REFLECTIONS ON FILM CULTURE

Daily | Marcel Carné’s LE JOUR SE LÈVE

Le jour se lève

‘Le jour se lève’

“It’s one thing to watch sturdy, dexterously charming Jean Gabin as a working-class joe who doesn’t mind dangerous manual labor, figuring that’s his lot in life,” begins Stephanie Zacharek in the Voice. “But to see him as a man undone by his love for a noncommittal woman?
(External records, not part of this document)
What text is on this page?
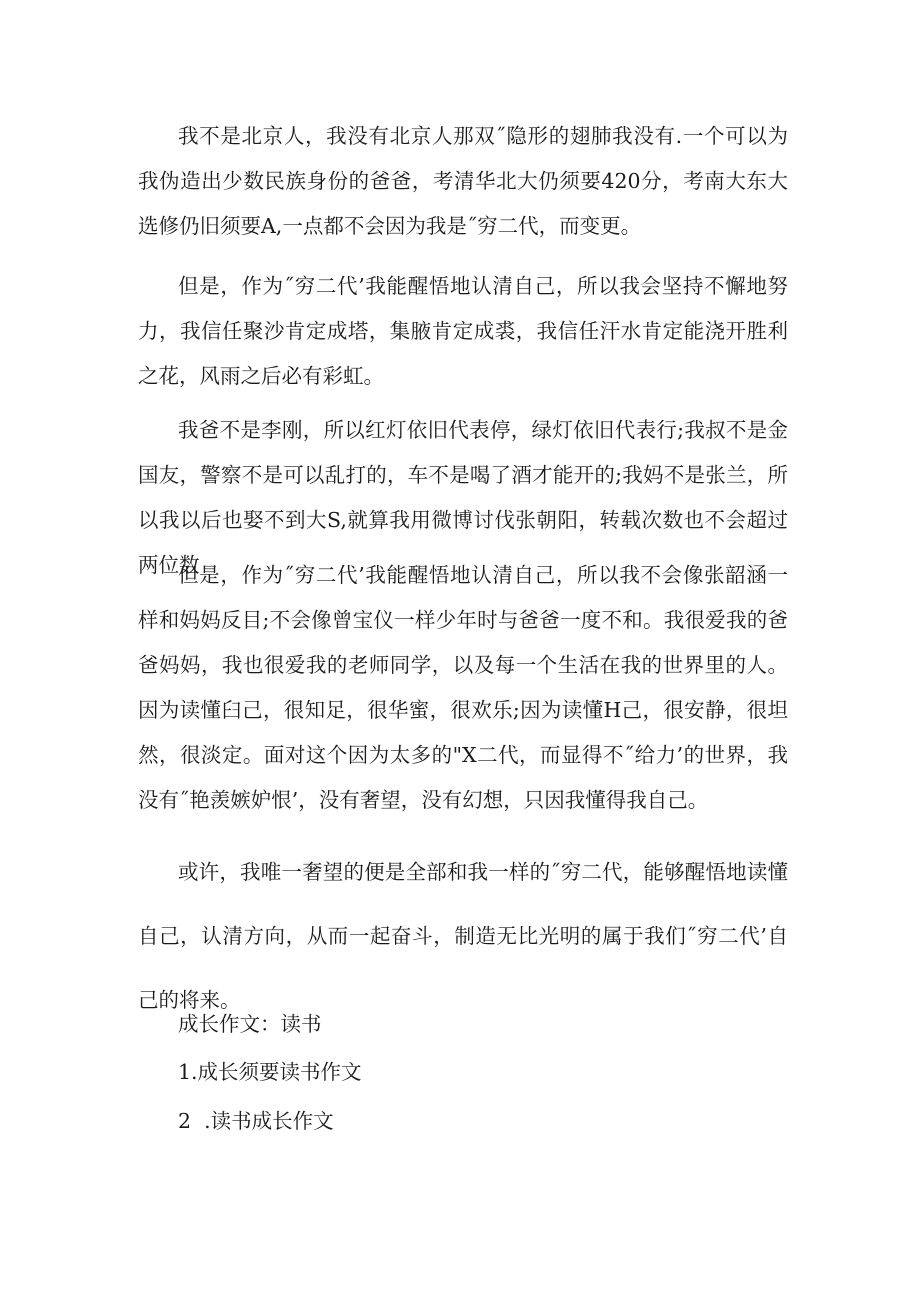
我不是北京人，我没有北京人那双˝隐形的翅肺我没有.一个可以为我伪造出少数民族身份的爸爸，考清华北大仍须要420分，考南大东大选修仍旧须要A,一点都不会因为我是˝穷二代，而变更。

但是，作为˝穷二代’我能醒悟地认清自己，所以我会坚持不懈地努力，我信任聚沙肯定成塔，集腋肯定成裘，我信任汗水肯定能浇开胜利之花，风雨之后必有彩虹。

我爸不是李刚，所以红灯依旧代表停，绿灯依旧代表行;我叔不是金国友，警察不是可以乱打的，车不是喝了酒才能开的;我妈不是张兰，所以我以后也娶不到大S,就算我用微博讨伐张朝阳，转载次数也不会超过两位数

但是，作为˝穷二代’我能醒悟地认清自己，所以我不会像张韶涵一样和妈妈反目;不会像曾宝仪一样少年时与爸爸一度不和。我很爱我的爸爸妈妈，我也很爱我的老师同学，以及每一个生活在我的世界里的人。因为读懂臼己，很知足，很华蜜，很欢乐;因为读懂H己，很安静，很坦然，很淡定。面对这个因为太多的"X二代，而显得不˝给力’的世界，我没有˝艳羡嫉妒恨’，没有奢望，没有幻想，只因我懂得我自己。

或许，我唯一奢望的便是全部和我一样的˝穷二代，能够醒悟地读懂自己，认清方向，从而一起奋斗，制造无比光明的属于我们˝穷二代’自己的将来。

成长作文：读书

1.成长须要读书作文

2  .读书成长作文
That’s nearly unbearable, and it’s the linchpin of Marcel Carné‘s extraordinary, long-unseen 1939 crime drama Le jour se lève (Daybreak), playing at Film Forum in a glistening restoration that includes footage removed by Vichy censors 75 years ago.”

Le jour se lève typically gets shoehorned, along with a handful of other collaborations between director Marcel Carné and screenwriter Jacques Prévert, into a filmic historical movement known by the oxymoronic catchall ‘poetic realism,'” writes Budd Wilkins for Slant. “But, in many ways, it’s more productive to view this relentlessly dour and disillusioned masterwork as a feel-bad forerunner of film noir…. Prévert was an active associate of the surrealist movement, as were many of the postwar critics instrumental in delineating the contours of film noir as an aesthetic, so the similarities in tone and technique between Le jour se lève and what critics prized most in classical noir might best be put down to an elective affinity of sensibilities.”

Anna King in Time Out New York: “The film tracks the inevitable unraveling of factory worker François (Jean Gabin) after he kills the absurd vaudeville entertainer Valentin (Jules Berry), his romantic rival for the affections of Françoise (Jacqueline Laurent) and Clara (Arletty). A series of three flashbacks illuminate the events that precede Valentin’s death, as the police slowly close in on François, cornered and chain-smoking. Following on the heels of the recent restoration of Carné’s epic Children of Paradise, the final result is masterful, leaving only a couple of scenes lingering in slightly fuzzy focus.”

The new restoration screened in the UK last month and the Guardian‘s Peter Bradshaw found it “bristling with energy and shaped with incomparable artistry and flair.” On the other hand, David Jenkins at Little White Lies: “Despite a certain thematic richness and its status as an important antecedent to the ascendant noir genre in the US (this smacks heavily of the kind of film Fritz Lang was making after his move to Hollywood), it perhaps doesn’t stand up as one of the classics of the era.”

Update, 11/14: “Blending romantic despair with violent moods, theatrical volubility with oppressive silence, the movie captures a society of contradictions at a tragic breaking point,” writes the New Yorker‘s Richard Brody. “When François, besieged by armed officers, screams, ‘I want peace! Peace!,’ he seems to speak for a panic-stricken nation.”